To move data within the same ElasticSearch cluster you should use other available features from ElasticSearch like reindex.
Exporting data
The ojob.io/es/export ojob currently has the following possible options (you can check them also be executing ojob ojob.io/es/export -jobhelp
):
Option | Mandatory | Description |
---|---|---|
url | yes | The ElasticSearch/OpenSearch instance URL |
output | no | The output folder where the ndjson files will be created |
user | no | The user credential, if necessary, to access the cluster |
pass | no | The password credential, if necessary, to access the cluster |
idx | no | A regular expression filter for the indices to export (otherwise all will be exported) |
force | no | If force=true it will not check if there is a previous ndjson file for each index |
filter | no | Comma separated pairs of field value filters (for example: “field1:abc,field2:xyz”) |
notfilter | no | Comma separated pairs of field value not filters (for example: “field1:abc,field2:xyz”) |
from | no | Date greater-than or equal (for example: 2022-03-04T01:02:03) |
to | no | Date lower-than or equal (for example: 2022-03-02T02:03:04) |
Everytime that it runs (without the force option) ojob.io/es/export will check if there is previous data for a specific index. In scenarios that, for example, you have a new daily index and you run ojob.io/es/export also daily it will not try to export again data from previous indexes found on the same folder.

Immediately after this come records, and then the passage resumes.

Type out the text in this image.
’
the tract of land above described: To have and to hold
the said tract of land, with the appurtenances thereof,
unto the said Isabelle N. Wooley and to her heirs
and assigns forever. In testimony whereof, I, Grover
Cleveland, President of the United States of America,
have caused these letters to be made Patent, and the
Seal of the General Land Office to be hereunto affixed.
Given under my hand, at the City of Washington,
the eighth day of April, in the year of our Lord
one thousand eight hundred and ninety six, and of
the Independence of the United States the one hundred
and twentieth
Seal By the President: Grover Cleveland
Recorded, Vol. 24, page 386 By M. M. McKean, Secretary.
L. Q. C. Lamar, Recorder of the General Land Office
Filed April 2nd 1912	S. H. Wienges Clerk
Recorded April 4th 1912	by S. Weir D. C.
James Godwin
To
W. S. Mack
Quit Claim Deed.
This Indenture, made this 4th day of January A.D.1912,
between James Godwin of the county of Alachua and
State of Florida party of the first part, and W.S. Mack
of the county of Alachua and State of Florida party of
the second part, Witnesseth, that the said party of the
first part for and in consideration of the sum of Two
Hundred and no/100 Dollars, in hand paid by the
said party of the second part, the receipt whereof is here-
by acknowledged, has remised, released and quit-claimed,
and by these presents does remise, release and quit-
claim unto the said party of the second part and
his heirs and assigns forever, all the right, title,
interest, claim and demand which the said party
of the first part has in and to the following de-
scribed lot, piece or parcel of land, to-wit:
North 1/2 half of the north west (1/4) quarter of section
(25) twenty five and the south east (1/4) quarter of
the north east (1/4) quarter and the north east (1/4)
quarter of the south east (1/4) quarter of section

Note: output files will be automatically gziped to save space.
Examples:
Export data to folder ‘out’ from all indices that start with ‘my-data’:
ojob ojob.io/es/export url=https://my.elastic.search.cluster:9200 output=out idx=my-data*
Export data to folder ‘out’ from all indices that start with ‘my-data’ where the corresponding documents have a field ‘type’ with the value ‘audit’:
ojob ojob.io/es/export url=https://my.elastic.search.cluster:9200 output=out idx=my-data* filter=type:audit
Export data to folder ‘out’ from all indices that start with ‘my-data’ where the corresponding documents have a field ‘@timestamp’ between 1st of October 2022 and the end of the 2nd of October 2022:
ojob ojob.io/es/export url=https://my.elastic.search.cluster:9200 output=out idx=my-data* from=2022-10-01T00:00:00 to=2022-10-02T23:59:59
Importing data
After exporting data you might need to import it. To do this you can use ojob.io/es/import ojob:
ojob ojob.io/es/import url=http://my.elastic2.search.cluster:9200 file=out/my-data-22.ndjson.gz index=their-data-22
The ojob.io/es/import ojob currently has the following possible options (you can check them also be executing ojob ojob.io/es/import -jobhelp
)
Option | Mandatory | Description |
---|---|---|
url | yes | The ElasticSearch/OpenSearch instance URL |
user | no | The user credential, if necessary, to access the cluster |
pass | no | The password credential, if necessary, to access the cluster |
index | yes | The index to which data will be imported to |
file | yes | The ndjson (.gz or not) with the data to import (usually result of ojob.io/es/export) |
Using them in an air gap environment
To use these in an air gap enviroment (without Internet) you will need:
- the latest OpenAF version
- the ojob.io/es/export yaml file (
ojob ojob.io/get job=ojob.io/es/export airgap=true
) - the ojob.io/es/import yaml file (
ojob ojob.io/get job=ojob.io/es/import airgap=true
)